Por bferreira

Rio - A investigação francesa sobre possíveis fraudes na filial suíça do banco HSBC terminou nesta semana e o país pode ser o primeiro a julgar a instituição. O banco também é alvo de autoridades britânicas e dos Estados Unidos, depois de ser acusado de ajudar clientes a sonegar impostos de 1988 a 2007.

A suposta fraude envolve cerca de três mil correntistas franceses, entre eles Arlette Ricci, de 73 anos. A herdeira da marca de perfumes Nina Ricci é acusada de esconder U$S 22 milhões (R$62 milhões) do fisco francês em uma conta na filial suíça do HSBC.

As acusações contra ela, que envolvem os crimes de lavagem de dinheiro e sonegação fiscal, podem terminar em cinco anos de prisão e multa. Na França, a investigação começou em novembro de 2014. Os promotores têm três meses para entrar com ação contra o banco.

No domingo, o HSBC se desculpou publicamente em anúncios divulgados em jornais ingleses. Em uma carta aberta a funcionários e clientes, o diretor-executivo da instituição, Stuart Gulliver, se retratou. “Temos que compreender que a sociedade à qual servimos espera mais de nós, Por isso, pedimos nossas mais sinceras desculpas”, afirma o executivo. Ele também diz que a divulgação do escândalo na imprensa tem sido uma experiência “dolorosa”.

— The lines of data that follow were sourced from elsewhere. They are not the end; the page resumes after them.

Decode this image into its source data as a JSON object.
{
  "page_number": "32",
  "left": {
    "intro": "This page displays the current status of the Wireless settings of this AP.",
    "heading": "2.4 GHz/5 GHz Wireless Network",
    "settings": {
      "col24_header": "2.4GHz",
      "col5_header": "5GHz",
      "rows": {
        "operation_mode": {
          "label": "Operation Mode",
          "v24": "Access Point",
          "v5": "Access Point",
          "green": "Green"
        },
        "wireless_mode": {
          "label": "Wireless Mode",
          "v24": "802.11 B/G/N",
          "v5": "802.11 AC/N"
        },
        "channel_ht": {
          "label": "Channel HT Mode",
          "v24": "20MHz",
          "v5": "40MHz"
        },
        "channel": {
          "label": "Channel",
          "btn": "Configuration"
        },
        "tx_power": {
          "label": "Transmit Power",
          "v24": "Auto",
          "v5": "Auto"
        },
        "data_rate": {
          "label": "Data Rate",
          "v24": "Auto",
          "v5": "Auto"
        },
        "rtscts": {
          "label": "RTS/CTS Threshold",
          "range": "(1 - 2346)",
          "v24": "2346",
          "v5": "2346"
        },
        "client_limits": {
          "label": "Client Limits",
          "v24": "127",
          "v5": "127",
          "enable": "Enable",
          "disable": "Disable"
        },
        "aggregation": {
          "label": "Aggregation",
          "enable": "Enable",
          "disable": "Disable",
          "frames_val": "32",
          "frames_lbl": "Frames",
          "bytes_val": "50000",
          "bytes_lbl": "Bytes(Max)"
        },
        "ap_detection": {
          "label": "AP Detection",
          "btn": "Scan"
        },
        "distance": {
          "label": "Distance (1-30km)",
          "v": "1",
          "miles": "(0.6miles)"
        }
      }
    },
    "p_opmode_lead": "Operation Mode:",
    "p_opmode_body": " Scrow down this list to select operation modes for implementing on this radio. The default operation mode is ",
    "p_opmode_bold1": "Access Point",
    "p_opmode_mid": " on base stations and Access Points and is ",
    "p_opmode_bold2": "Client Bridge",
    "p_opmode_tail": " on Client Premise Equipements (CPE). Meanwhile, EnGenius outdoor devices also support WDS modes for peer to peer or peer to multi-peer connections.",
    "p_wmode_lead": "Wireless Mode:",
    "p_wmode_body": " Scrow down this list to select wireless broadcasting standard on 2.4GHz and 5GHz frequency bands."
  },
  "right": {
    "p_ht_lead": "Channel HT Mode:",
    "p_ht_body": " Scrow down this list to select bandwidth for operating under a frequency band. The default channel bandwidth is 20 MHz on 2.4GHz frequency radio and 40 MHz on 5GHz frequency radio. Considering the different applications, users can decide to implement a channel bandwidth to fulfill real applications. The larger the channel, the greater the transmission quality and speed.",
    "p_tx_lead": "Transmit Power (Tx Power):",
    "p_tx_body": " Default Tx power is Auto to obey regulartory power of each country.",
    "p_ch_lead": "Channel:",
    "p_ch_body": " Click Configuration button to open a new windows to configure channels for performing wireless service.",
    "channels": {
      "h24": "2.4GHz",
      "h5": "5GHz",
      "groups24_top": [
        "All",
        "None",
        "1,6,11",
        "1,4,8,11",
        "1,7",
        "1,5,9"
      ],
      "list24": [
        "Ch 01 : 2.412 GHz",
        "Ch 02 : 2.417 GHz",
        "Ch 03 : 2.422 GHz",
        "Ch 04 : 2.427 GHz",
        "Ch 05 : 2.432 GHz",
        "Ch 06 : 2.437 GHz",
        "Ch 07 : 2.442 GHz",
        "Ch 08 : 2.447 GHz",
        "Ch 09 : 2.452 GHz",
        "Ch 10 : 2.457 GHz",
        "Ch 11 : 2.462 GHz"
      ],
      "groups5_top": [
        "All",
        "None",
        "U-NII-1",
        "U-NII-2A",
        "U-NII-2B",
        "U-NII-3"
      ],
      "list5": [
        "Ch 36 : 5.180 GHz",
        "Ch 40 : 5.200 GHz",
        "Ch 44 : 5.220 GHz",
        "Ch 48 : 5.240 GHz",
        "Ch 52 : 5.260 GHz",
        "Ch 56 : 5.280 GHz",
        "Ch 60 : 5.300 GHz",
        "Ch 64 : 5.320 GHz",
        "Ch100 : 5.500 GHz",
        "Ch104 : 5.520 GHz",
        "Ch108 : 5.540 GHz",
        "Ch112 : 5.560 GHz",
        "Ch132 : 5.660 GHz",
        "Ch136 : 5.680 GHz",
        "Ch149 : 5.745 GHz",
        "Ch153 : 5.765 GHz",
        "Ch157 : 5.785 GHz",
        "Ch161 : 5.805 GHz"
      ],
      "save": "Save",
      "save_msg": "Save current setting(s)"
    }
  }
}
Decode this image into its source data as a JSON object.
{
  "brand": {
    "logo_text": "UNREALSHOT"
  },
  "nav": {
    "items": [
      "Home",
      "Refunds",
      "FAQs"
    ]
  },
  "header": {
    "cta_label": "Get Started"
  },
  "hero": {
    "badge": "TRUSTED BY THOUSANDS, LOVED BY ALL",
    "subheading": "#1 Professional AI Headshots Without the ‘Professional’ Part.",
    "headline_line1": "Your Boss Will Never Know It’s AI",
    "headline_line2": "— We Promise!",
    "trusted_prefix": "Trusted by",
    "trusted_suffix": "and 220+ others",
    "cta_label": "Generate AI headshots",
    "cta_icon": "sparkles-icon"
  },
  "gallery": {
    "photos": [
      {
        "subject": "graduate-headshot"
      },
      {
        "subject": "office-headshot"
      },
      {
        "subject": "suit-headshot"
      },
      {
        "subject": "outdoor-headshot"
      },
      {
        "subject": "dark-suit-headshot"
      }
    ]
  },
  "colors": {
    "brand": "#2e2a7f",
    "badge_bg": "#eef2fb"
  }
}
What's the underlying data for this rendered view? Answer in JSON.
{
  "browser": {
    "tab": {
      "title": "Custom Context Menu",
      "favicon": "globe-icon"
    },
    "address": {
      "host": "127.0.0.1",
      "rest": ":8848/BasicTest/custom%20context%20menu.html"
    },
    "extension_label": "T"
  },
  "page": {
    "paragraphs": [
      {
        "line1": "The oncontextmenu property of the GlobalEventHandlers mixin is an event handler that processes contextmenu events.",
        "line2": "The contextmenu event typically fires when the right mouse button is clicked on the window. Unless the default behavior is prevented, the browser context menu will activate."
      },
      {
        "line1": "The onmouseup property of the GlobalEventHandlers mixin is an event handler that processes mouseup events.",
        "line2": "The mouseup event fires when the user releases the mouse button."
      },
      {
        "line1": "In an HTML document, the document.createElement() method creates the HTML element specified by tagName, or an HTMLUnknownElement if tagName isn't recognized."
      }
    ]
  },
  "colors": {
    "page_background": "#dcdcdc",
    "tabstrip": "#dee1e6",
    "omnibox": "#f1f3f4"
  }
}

Gulliver diz que a mídia deve colocar as informações em contexto, lembrando que o escândalo se refere a dados que remontam há mais de oito anos. O escândalo foi revelado em uma investigação conhecida como Swissleaks, em que um grupo de jornalistas de vários países descobriu que a filial suíça do banco inglês ajudava clientes a driblar os impostos em seus países. A investigação foi baseada em documentos entregues por um ex-funcionário do banco, Hervé Falciani, a autoridades francesas.

Entre os brasileiros com conta no banco, constavam 11 nomes ligados à Operação Lava Jato — que investiga atos de corrupção dentro da Petrobras. Um deles é o ex-gerente de Serviços da Petrobras, Pedro Barusco, que está colaborando com as autoridades por meio de um acordo de delação premiada.

Na semana passada, a Receita Federal informou que teve acesso à lista de correntistas brasileiros citados no Swissleaks e investiga suas movimentações financeiras.